The Editor provides a simple interface for writing your own SQL queries using DuckDB.

Once you place a flat file in the cast/data/sources folder, a generated query will appear in the editor, which you can further refine. The generated query attempts to replace all missing values with NULL and convert any columns containing numbers to a numeric format. This is particularly useful when exporting data to Parquet—an optimised storage format that preserves column types and significantly reduces storage requirements. This not only speeds up data transfer between servers but also improves performance when reading the data into R or Python scripts.

  1. Data tab that will open the query editor.
  2. Dataset drop down menu from which the dataset for the generic query can be selected.

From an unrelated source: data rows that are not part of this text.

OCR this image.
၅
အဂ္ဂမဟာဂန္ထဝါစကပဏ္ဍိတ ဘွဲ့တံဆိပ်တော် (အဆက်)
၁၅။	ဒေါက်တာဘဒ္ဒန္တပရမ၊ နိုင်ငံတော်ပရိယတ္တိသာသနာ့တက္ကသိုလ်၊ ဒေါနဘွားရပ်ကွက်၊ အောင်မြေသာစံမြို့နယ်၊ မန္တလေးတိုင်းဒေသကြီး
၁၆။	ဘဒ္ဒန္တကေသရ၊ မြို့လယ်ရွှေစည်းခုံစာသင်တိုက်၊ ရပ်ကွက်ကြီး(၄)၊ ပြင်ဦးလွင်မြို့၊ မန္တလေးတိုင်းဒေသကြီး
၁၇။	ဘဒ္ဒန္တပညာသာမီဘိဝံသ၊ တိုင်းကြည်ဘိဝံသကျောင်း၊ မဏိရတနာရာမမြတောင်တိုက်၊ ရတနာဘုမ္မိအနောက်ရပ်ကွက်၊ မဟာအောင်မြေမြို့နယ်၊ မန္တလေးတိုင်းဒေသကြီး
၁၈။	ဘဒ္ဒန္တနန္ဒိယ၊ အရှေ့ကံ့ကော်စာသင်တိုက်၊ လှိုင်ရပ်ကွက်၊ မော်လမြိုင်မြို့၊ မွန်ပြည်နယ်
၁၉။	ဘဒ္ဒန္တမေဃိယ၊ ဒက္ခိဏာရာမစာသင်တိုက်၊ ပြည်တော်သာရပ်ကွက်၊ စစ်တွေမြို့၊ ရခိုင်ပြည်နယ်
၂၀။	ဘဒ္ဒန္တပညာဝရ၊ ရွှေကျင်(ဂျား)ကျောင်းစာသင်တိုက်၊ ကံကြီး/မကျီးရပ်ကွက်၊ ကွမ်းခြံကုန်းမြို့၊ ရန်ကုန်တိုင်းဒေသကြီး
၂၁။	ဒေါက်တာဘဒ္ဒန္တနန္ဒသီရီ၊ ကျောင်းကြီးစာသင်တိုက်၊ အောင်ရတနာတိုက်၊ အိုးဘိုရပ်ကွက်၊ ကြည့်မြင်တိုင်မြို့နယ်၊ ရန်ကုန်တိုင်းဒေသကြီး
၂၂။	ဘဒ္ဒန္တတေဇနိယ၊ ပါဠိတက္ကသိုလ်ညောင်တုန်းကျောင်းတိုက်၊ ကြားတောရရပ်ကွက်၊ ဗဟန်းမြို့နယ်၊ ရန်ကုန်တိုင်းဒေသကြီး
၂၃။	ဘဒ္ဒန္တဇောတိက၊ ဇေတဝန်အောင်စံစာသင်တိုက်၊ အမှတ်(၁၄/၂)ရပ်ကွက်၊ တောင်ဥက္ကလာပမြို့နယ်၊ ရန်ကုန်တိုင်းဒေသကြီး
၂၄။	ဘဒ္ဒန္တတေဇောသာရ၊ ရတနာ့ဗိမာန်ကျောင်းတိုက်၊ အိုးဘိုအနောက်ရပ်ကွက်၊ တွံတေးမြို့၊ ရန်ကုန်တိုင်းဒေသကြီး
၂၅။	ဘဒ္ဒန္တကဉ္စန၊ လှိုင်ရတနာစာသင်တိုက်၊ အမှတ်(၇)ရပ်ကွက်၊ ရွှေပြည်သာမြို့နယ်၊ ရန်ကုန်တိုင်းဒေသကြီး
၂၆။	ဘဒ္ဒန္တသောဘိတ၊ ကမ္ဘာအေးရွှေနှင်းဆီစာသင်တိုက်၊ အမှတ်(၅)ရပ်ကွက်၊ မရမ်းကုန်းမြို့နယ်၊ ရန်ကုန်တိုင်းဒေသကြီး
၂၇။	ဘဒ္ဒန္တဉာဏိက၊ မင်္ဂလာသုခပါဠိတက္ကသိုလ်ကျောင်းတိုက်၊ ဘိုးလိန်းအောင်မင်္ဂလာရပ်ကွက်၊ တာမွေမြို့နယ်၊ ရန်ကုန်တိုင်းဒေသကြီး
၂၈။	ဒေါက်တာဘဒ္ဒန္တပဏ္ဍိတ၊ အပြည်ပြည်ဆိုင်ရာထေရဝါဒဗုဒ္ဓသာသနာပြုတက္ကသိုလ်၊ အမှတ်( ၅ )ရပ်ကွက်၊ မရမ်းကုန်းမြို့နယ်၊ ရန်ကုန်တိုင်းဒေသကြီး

This will display all the contents in your data/source folder in the cast directory.
  3. Run button that will run the query in the editor, the output will be displayed below it.
  4. Export button that will export the output of the query to a Parquet file that can be found in the export folder in the Cast directory.
  5. Save button that will save the query and can then be found in the query folder in the Cast directory.
  6. Delete button that will delete the query from the directory.
  7. Refresh button that can be used to refresh the directory if new data has been added.
  8. Query Editor in which a SQL query can be written.

After you press the run, the results are returned in a table below the Editor.

  1. Download button
  2. Search button
  3. Expansion button

User Guide:

Step 1: Select Dataset

  • Open the dropdown menu in the left sidebar.
  • Choose the desired dataset.
  • A pre-populated query will automatically populate the query editor.

Step 2: Write Query

  • Modify the pre-populated query or write a new DuckDB SQL query.
  • Customise the query to extract specific data or perform desired analysis.

Step 3: Execute Query

  • Click the “Run” button in the left sidebar.
  • A results table will appear below the query editor.

Step 4: Analyse Results

  • Review the generated data table
  • Utilise table features:
    • Enlarge table using the expansion button (top right).
    • Download table as CSV.
    • Search specific data using the search function.

Step 5: Iterate

  • Repeat steps 2-4 to refine your query.
  • Continue until you achieve the desired data output.

Step 6: Save and Export

  • Click “Save” in the left sidebar to store your query.
  • Use “Export” button to save output as a Parquet file.

Frequently Asked Questions:

  • Can I only query data in the Cast directory?

    • No, you’re not limited to the Cast directory. Since the platform uses DuckDB under the hood, you can query data from any source supported by DuckDB. This includes:
      • Network drives
      • S3 buckets
      • URLs
  • How do I query multiple different flat files in one query?

    • To query a flat file you will only need to reference the file path where it is stored.
    • As a example use the file path generated from the pre-populated query and substitute the file name.
  • Is it possible to create a temporary table in the query editor or will I have to embed all of the tables?

    • You are welcome to embed tables but the best approach may be to use CTE’s.
  • I copied my file into the data/source folder, why is there not a query showing up?

    • Just press refresh and then it should appear for selection.